Pendekatan kerjasama berikut kesepakatan baru, dicapai pada awal Maret ketika Presiden Turki Recep Tayyip Erdogan mengunjungi Raja Saudi, King Salman, sesaat setelah dinobatkan di Riyadh, menurut informasi seorang diplomat kepada The Independent.
Hubungan antara Presiden Turki dan almarhum Raja Abdullah sempat renggang, terutama karena Turki memberi dukungan untuk Ikhwanul Muslimin, yang menurut monarki Saudi merupakan ancaman, sekarang hubungan tersebut mulai diperbaiki.

Erdogan menekankan kepada para pejabat Saudi bahwa lambatnya tindakan Barat di Suriah, terutama kegagalan untuk memberlakukan “zona larangan terbang”, mendesak kekuatan regional untuk bersatu dan membantu oposisi.

Jaish al-Fatah – dengan tujuh anggotanya, yang didalamnya termasuk kelompok “garis keras” Ahrar al-Sham dan Jund al-Aqsa – memiliki pusat komando di Idlib, Suriah utara. Para pejabat Turki mengakui memberikan dukungan logistik dan intelijen ke markas komando. Meskipun mereka menolak memberikan bantuan langsung kepada al-Nusra, mereka mengakui bahwa kelompok itu akan menjadi penerima manfaat dari bantuan dari Turki.
Dukungan material – senjata dan uang – telah datang dari Saudi, menurut informasi resmi dari pejuang, Turki memfasilitasi pengiriman dan distribusinya. Desa-desa perbatasan Guvecci, Kuyubasi, Hacipasa, Besaslan, Kusakli dan Bukulmez adalah rute distribusi utama, menurut sumber-sumber dari pejuang.
Semakin kuatnya kerjasama antara Turki dan Arab Saudi menggambarkan bagaimana kepentingan kekuatan regional Ahlusunnah, tidak sejalan dengan kepentingan Amerika Serikat di Suriah. Washington tegas menentang mempersenjatai dan pendanaan kelompok jihad ekstrimis dalam perang sipil Suriah. AS juga memerangi mereka yang diwujudkan dengan serangan udara terhadap posisi al-Nusra di Aleppo – karena alasan mengklaim kelompok itu merencanakan serangan teroris di Barat – pada hari pertama kampanye pengeboman saat melawan Isis.
Kecaman datang dari Saudi menyatakan bahwa AS, membutuhkan dukungan dari Syiah Iran untuk memerangi Isis di Irak, adanya kesepakatan AS terhadap program nuklir Iran, membuat AS menjadi tidak lagi tertarik pada penggulingan rezim yang didukung Teheran di Damaskus.

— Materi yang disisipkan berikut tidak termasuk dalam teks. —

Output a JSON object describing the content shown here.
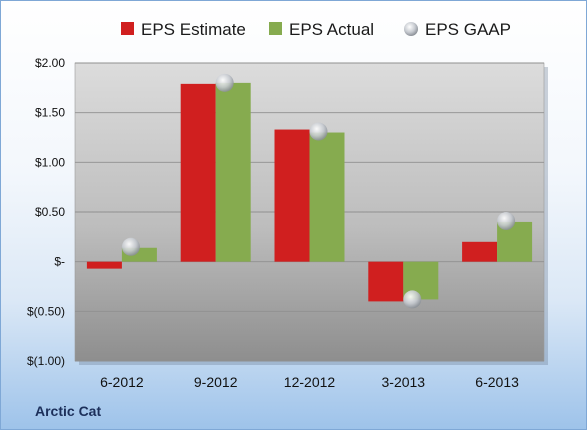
{
  "company": "Arctic Cat",
  "colors": {
    "estimate": "#d01f1f",
    "actual": "#86ab4f",
    "gaap": "#c8ccd2"
  },
  "chart_data": {
    "type": "bar",
    "categories": [
      "6-2012",
      "9-2012",
      "12-2012",
      "3-2013",
      "6-2013"
    ],
    "series": [
      {
        "name": "EPS Estimate",
        "values": [
          -0.07,
          1.79,
          1.33,
          -0.4,
          0.2
        ]
      },
      {
        "name": "EPS Actual",
        "values": [
          0.14,
          1.8,
          1.3,
          -0.38,
          0.4
        ]
      },
      {
        "name": "EPS GAAP",
        "type": "scatter",
        "values": [
          0.15,
          1.8,
          1.31,
          -0.38,
          0.41
        ]
      }
    ],
    "ylim": [
      -1.0,
      2.0
    ],
    "yticks": [
      2.0,
      1.5,
      1.0,
      0.5,
      0,
      -0.5,
      -1.0
    ],
    "ytick_labels": [
      "$2.00",
      "$1.50",
      "$1.00",
      "$0.50",
      "$-",
      "$(0.50)",
      "$(1.00)"
    ],
    "legend_position": "top",
    "grid": true
  }
}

Bukti lebih lanjut dari ketidakpuasan atas pendekatan AS di antara negara-negara Sunni datang kemarin dengan berita bahwa Raja Salman menarik diri dan tidak menghadiri puncak pertemuan dengan Barack Obama di Gedung Putih pada pembicaraan nuklir Iran minggu ini: ia akan diwakili oleh bukan Putra Mahkota Mohammed bin Nayef . Dari enam kepala negara Teluk yang diundang, hanya emir Qatar dan Kuwait yang hadir.
Selama krisis Suriah, para penguasa Teluk menilai bahwa tindakan AS sangat sedikit dan terlalu lamban. Tidak banyak kemajuan, sejak hampir setahun sejak Obama pertama kali mengumumkan program $ 500 juta untuk pelatihan pejuang oposisi.

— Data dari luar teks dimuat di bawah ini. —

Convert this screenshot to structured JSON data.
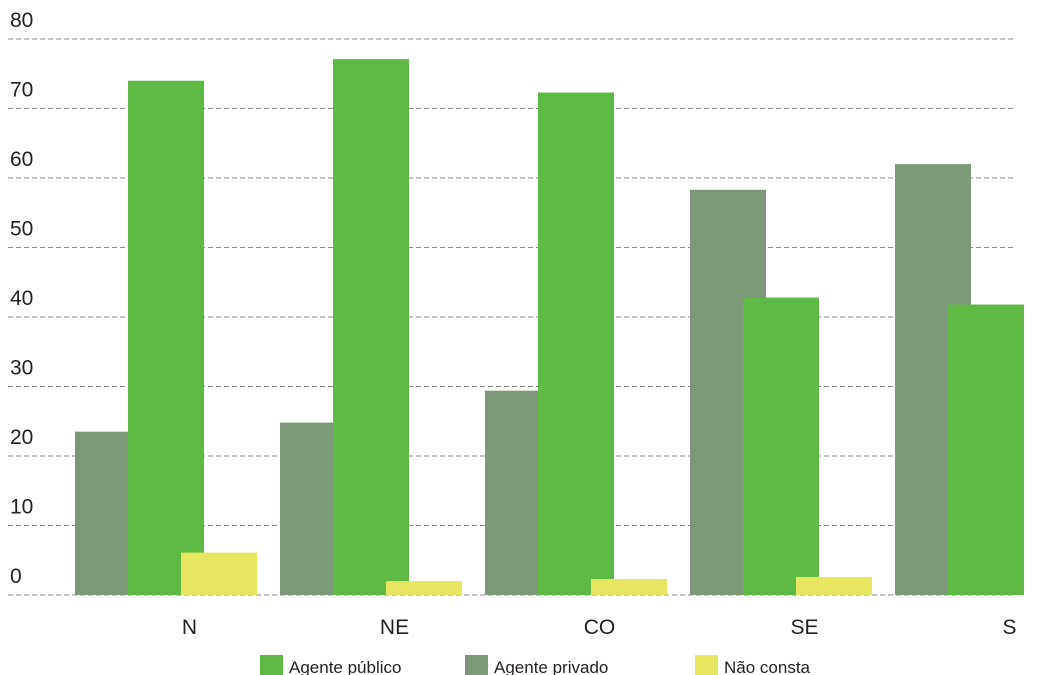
{
  "chart_data": {
    "type": "bar",
    "title": "",
    "xlabel": "",
    "ylabel": "",
    "ylim": [
      0,
      80
    ],
    "yticks": [
      0,
      10,
      20,
      30,
      40,
      50,
      60,
      70,
      80
    ],
    "grid": true,
    "legend_position": "bottom",
    "categories": [
      "N",
      "NE",
      "CO",
      "SE",
      "S"
    ],
    "series": [
      {
        "name": "Agente privado",
        "color": "#7d9878",
        "values": [
          23.5,
          24.8,
          29.4,
          58.3,
          62.0
        ]
      },
      {
        "name": "Agente público",
        "color": "#5fba45",
        "values": [
          74.0,
          77.1,
          72.3,
          42.8,
          41.8
        ]
      },
      {
        "name": "Não consta",
        "color": "#e6e660",
        "values": [
          6.1,
          2.0,
          2.3,
          2.6,
          null
        ]
      }
    ],
    "legend_order": [
      "Agente público",
      "Agente privado",
      "Não consta"
    ]
  }
}
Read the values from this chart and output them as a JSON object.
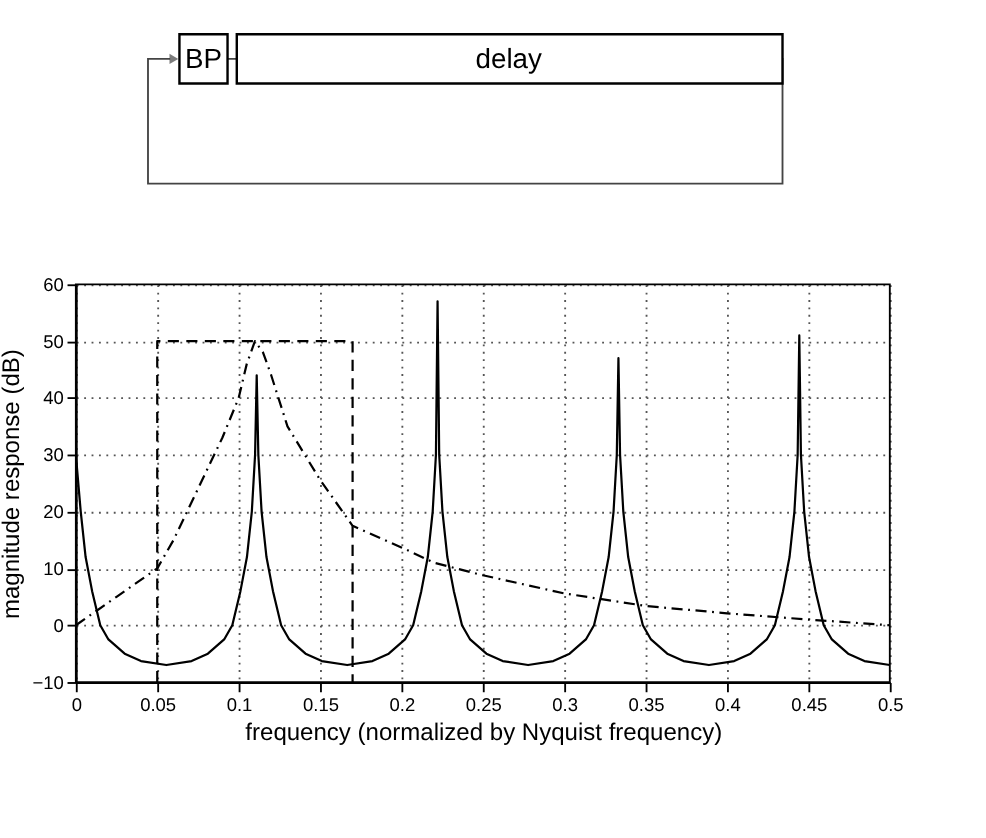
{
  "chart_data": {
    "type": "line",
    "xlabel": "frequency (normalized by Nyquist frequency)",
    "ylabel": "magnitude response (dB)",
    "annotations": [
      "BP",
      "delay"
    ],
    "xlim": [
      0,
      0.5
    ],
    "ylim": [
      -10,
      60
    ],
    "xticks": [
      0,
      0.05,
      0.1,
      0.15,
      0.2,
      0.25,
      0.3,
      0.35,
      0.4,
      0.45,
      0.5
    ],
    "yticks": [
      -10,
      0,
      10,
      20,
      30,
      40,
      50,
      60
    ],
    "grid": true,
    "series": [
      {
        "color": "#000000",
        "line_style": "solid",
        "x": [
          0,
          0.003,
          0.006,
          0.01,
          0.015,
          0.02,
          0.03,
          0.04,
          0.0556,
          0.0711,
          0.0811,
          0.0911,
          0.0961,
          0.1011,
          0.1051,
          0.1081,
          0.1101,
          0.1111,
          0.1121,
          0.1141,
          0.1171,
          0.1211,
          0.1261,
          0.1311,
          0.1411,
          0.1511,
          0.1667,
          0.1822,
          0.1922,
          0.2022,
          0.2072,
          0.2122,
          0.2162,
          0.2192,
          0.2212,
          0.2222,
          0.2232,
          0.2252,
          0.2282,
          0.2322,
          0.2372,
          0.2422,
          0.2522,
          0.2622,
          0.2778,
          0.2933,
          0.3033,
          0.3133,
          0.3183,
          0.3233,
          0.3273,
          0.3303,
          0.3323,
          0.3333,
          0.3343,
          0.3363,
          0.3393,
          0.3433,
          0.3483,
          0.3533,
          0.3633,
          0.3733,
          0.3889,
          0.4044,
          0.4144,
          0.4244,
          0.4294,
          0.4344,
          0.4384,
          0.4414,
          0.4434,
          0.4444,
          0.4454,
          0.4474,
          0.4504,
          0.4544,
          0.4594,
          0.4644,
          0.4744,
          0.4844,
          0.5
        ],
        "values": [
          30,
          20,
          12,
          6,
          0,
          -2.5,
          -5,
          -6.3,
          -7,
          -6.3,
          -5,
          -2.5,
          0,
          6,
          12,
          20,
          30,
          44,
          30,
          20,
          12,
          6,
          0,
          -2.5,
          -5,
          -6.3,
          -7,
          -6.3,
          -5,
          -2.5,
          0,
          6,
          12,
          20,
          30,
          57,
          30,
          20,
          12,
          6,
          0,
          -2.5,
          -5,
          -6.3,
          -7,
          -6.3,
          -5,
          -2.5,
          0,
          6,
          12,
          20,
          30,
          47,
          30,
          20,
          12,
          6,
          0,
          -2.5,
          -5,
          -6.3,
          -7,
          -6.3,
          -5,
          -2.5,
          0,
          6,
          12,
          20,
          30,
          51,
          30,
          20,
          12,
          6,
          0,
          -2.5,
          -5,
          -6.3,
          -7
        ]
      },
      {
        "color": "#000000",
        "line_style": "dashdot",
        "x": [
          0,
          0.025,
          0.05,
          0.06,
          0.075,
          0.09,
          0.1,
          0.105,
          0.11,
          0.115,
          0.12,
          0.13,
          0.15,
          0.17,
          0.2,
          0.22,
          0.25,
          0.3,
          0.35,
          0.4,
          0.45,
          0.5
        ],
        "values": [
          0,
          5,
          10,
          15,
          24,
          33,
          40,
          46,
          50,
          48,
          44,
          35,
          25.6,
          17.5,
          13.7,
          11,
          8.8,
          5.6,
          3.4,
          2.1,
          1,
          0
        ]
      },
      {
        "color": "#000000",
        "line_style": "dashed",
        "x": [
          0.05,
          0.05,
          0.17,
          0.17
        ],
        "values": [
          -10,
          50,
          50,
          -10
        ]
      }
    ]
  }
}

Para pejabat AS beralasan lamanya pelaksaan program dikarenakan penjangnya prosedur pemeriksaan dan perekrutan pejuang. Beberapa agen yang direkrut CIA di masa lalu telah gagal untuk berdiri dengan kelompok garis keras dan memilih mundur.
Salah satu kejadian yang paling terkenal dan, untuk Washington, memalukan, adalah kasus tahun lalu ketika Harakat al-Hazm menyerahkan basis dan persenjataan canggih yang telah didanai US untuk al-Nusra. Ada juga munculnya tuduhan pelanggaran hak asasi manusia oleh kelompok dukungan Barat dari warga lokal.

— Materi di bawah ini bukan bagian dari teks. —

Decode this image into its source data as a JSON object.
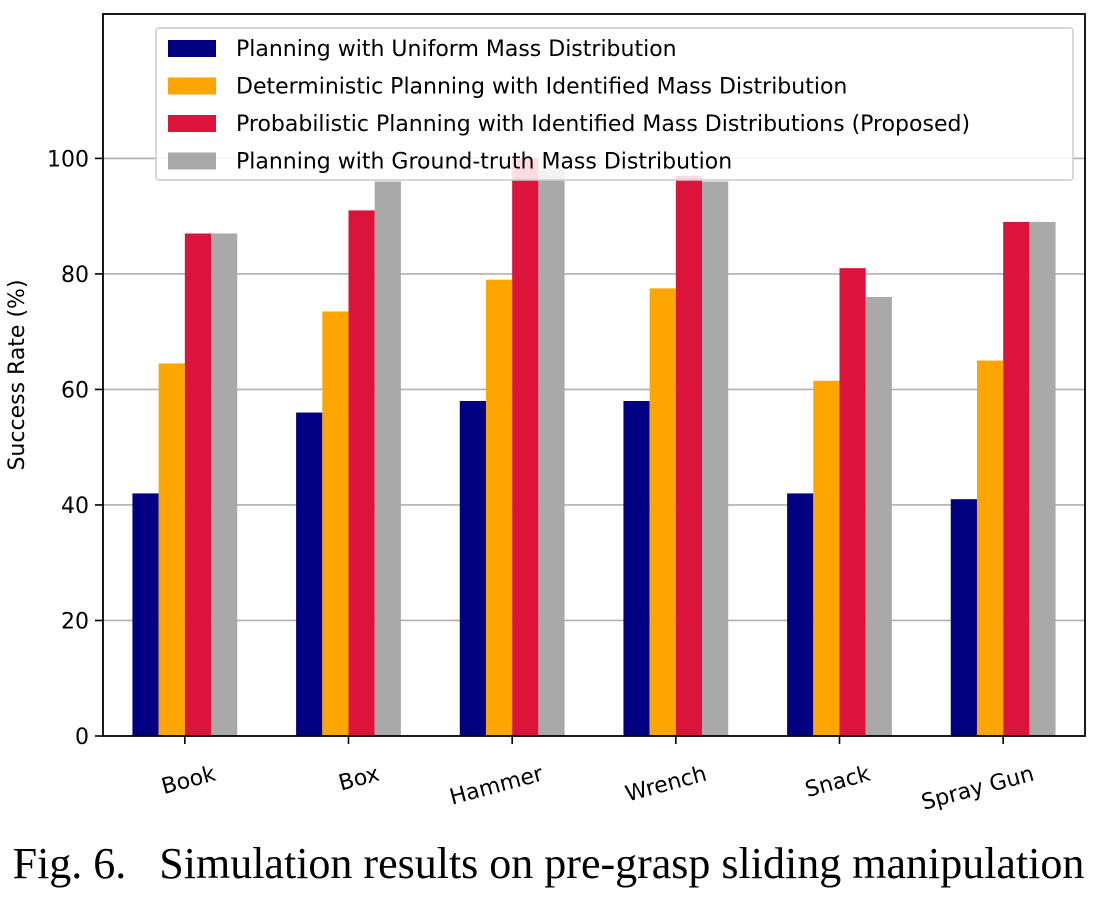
{
  "chart_data": {
    "type": "bar",
    "title": "",
    "xlabel": "",
    "ylabel": "Success Rate (%)",
    "ylim": [
      0,
      125
    ],
    "yticks": [
      0,
      20,
      40,
      60,
      80,
      100
    ],
    "grid": "horizontal",
    "legend_position": "top-right",
    "categories": [
      "Book",
      "Box",
      "Hammer",
      "Wrench",
      "Snack",
      "Spray Gun"
    ],
    "series": [
      {
        "name": "Planning with Uniform Mass Distribution",
        "color": "#000080",
        "values": [
          42,
          56,
          58,
          58,
          42,
          41
        ]
      },
      {
        "name": "Deterministic Planning with Identified Mass Distribution",
        "color": "#FFA500",
        "values": [
          64.5,
          73.5,
          79,
          77.5,
          61.5,
          65
        ]
      },
      {
        "name": "Probabilistic Planning with Identified Mass Distributions (Proposed)",
        "color": "#DC143C",
        "values": [
          87,
          91,
          100,
          97,
          81,
          89
        ]
      },
      {
        "name": "Planning with Ground-truth Mass Distribution",
        "color": "#A9A9A9",
        "values": [
          87,
          96,
          98,
          96,
          76,
          89
        ]
      }
    ]
  },
  "caption": {
    "text": "Fig. 6.   Simulation results on pre-grasp sliding manipulation"
  }
}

Sejauh ini, 400 calon telah diseleksi oleh Amerika untuk menerima pelatihan senjata ringan dalam program tersebut. 90 personel akan memulai program di kamp-kamp pelatihan di Turki, Yordania dan Arab Saudi, tetapi belum siap tempur selama beberapa bulan. Pentagon memperkirakan bahwa mereka akan mengambil masa tiga tahun sebelum mencapai kekuatan penuh sebanyak 15.000 personel siap tempur, waktu yang terlalu lama untuk sebuah krisis yang harus ditangani secepatnya.
Tanda utama dari perbaikan hubungan antara Turki dan Arab Saudi adalah tentang isu Ikhwanul Muslimin. Sikap Saudi menyambut kudeta terhadap pemerintah Mohamed Morsi di Mesir, sebaliknya kelompok tersebut didukung oleh Turki sejak Erdogan berkuasa. Sekarang, menurut informasi dari para diplomat dan pejabat, Arab Saudi telah menerima peran Ikhwan dalam oposisi Suriah.
Pejuang di Suriah mengklaim bahwa setelah kelompok yang disponsori Barat menyerahkan kendali kepada al-Nusra tahun lalu, Washington mulai memotong dana untuk sebagian besar kelompok moderat lainnya. Harakat al-Hazm, awalnya adalah kelompok yang paling didukung US,selanjutnya Farouq Brigade, sekarang aliran dana untuk mereka telah dihentikan
Abdulatif al-Sabbagh, seorang perwira Ahrar al-Sham, mengatakan: “Amerika mendukung orang-orang yang mengatakan mereka revolusioner, tetapi orang-orang ini korup dan tidak kompeten … Jaish al-Fatah berhasil karena kita semua berjuang bersama-sama. Tapi kita semua menetang Daesh [Isis] seperti kami menentang Bashar. Amerika membom Daesh tetapi tidak melakukan apa-apa terhadap rezim, itu sebabnya kami bersatu untuk melawan mereka. ”
Jaish al-Fatah telah membuat terobosan baru dalam melawan rezim dengan berhasil membebaskan Idlib serta kota-kota dan desa-desa lainnya. Al-Nusra memiliki 3.000 pejuang untuk operasi yang dan menempatkan para pejuang dalam posisi untuk melancarkan serangan terhadap posisi rezim di wilayah Latakia di jalur pantai Suriah.
Secara terpisah, Jaish al-Fatah dikatakan sedang mempersiapkan serangan terhadap rezim untuk membebaskan seluruh wilyah Aleppo, kota terbesar di negara itu.